Halloran on the Fog of Programming

We hear a lot about “cloud” computing, and imagine “fog computing”,  but Timothy J. Halloran worries about “The Fog of Software Design” [1].   His title is a conscious reference to the classic phrase “fog of war”, and with similar intent. Programmers should be humble about just how little they know.

He lists four major patches of “fog”, “understanding requirements”, “anticipating requirements”, “existing code”, and “design knowledge”.  These are all good points, all centering on the psychology of an individual programmers.  We overestimate our own understanding, and are too often blind to cognitive biases (such as motivated reasoning).

His solution, such as it is, is basically to remain calm and fight on despite the fog.

This discussion made think a bit.  It seems to me that Halloran’s list is actually pretty charitable, in that there are plenty more fog banks and smoke screens out there, especially due to other people.  The software process is not a heroic, one person effort.  It is an ugly, social process, embedded in an undocumented and poorly defined multi-player game.

I could call out other major foggy areas. 

Sociotechnical awareness. Most of us have had the experience of discovering that our design work has been irrelevant, because we didn’t know important parts of the overall human environment.  Who are the actual stakeholders and customers?  What are their real agendas.  How do the organizations really operate? 

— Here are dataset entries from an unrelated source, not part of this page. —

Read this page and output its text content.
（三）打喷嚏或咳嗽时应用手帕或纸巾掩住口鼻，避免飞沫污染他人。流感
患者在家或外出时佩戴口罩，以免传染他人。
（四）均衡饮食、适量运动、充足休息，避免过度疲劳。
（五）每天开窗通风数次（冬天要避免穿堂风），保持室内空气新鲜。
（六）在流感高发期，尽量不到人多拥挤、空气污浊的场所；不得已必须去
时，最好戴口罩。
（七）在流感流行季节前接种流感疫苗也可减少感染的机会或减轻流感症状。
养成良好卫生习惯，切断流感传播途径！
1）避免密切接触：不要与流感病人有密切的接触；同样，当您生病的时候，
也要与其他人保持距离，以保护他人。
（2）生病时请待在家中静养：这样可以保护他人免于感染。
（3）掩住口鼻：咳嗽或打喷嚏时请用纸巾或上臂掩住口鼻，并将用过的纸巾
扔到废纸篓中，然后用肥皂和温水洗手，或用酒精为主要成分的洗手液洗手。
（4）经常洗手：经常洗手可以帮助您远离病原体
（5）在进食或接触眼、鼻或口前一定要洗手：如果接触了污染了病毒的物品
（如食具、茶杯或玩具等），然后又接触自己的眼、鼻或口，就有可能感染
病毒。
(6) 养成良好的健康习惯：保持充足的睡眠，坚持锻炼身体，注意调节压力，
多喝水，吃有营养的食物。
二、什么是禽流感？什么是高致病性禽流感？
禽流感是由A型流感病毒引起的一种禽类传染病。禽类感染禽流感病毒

Economic environment. Most of us have had projects die because they were designed based on a faulty business model.  The design might be perfect, but it is useless because the isn’t there.

Misunderstanding of theory. A lot of software is intended to implement specific abstract theoretical concepts.  But the theory may be misunderstood, or misapplied to the domain, which renders the software moot.  Even if it is implanted perfectly, it wont work if it implements the wrong theory.

Deliberate deception.  Finally, there is the unfortunate case where the fog is actually smoke from deliberately set fires, when our misunderstanding is due to deliberate deception.  False promises about critical dependencies, fraudulent business plans, misrepresentation of requirements, fake performance claims.  And my favorite, the ever popular bait and switch sales pitches.

How do you disperse the sociotechnical fog and smoke?  Much of this is about trust.  Trusting the people you work with, trusting the people you work for, trusting the information you get.  Establishing trust isn’t a technical issue, it is a human issue. 

But the best start for trust is to be honest and tell the truth. And when you don’t know something, admit that you don’t know.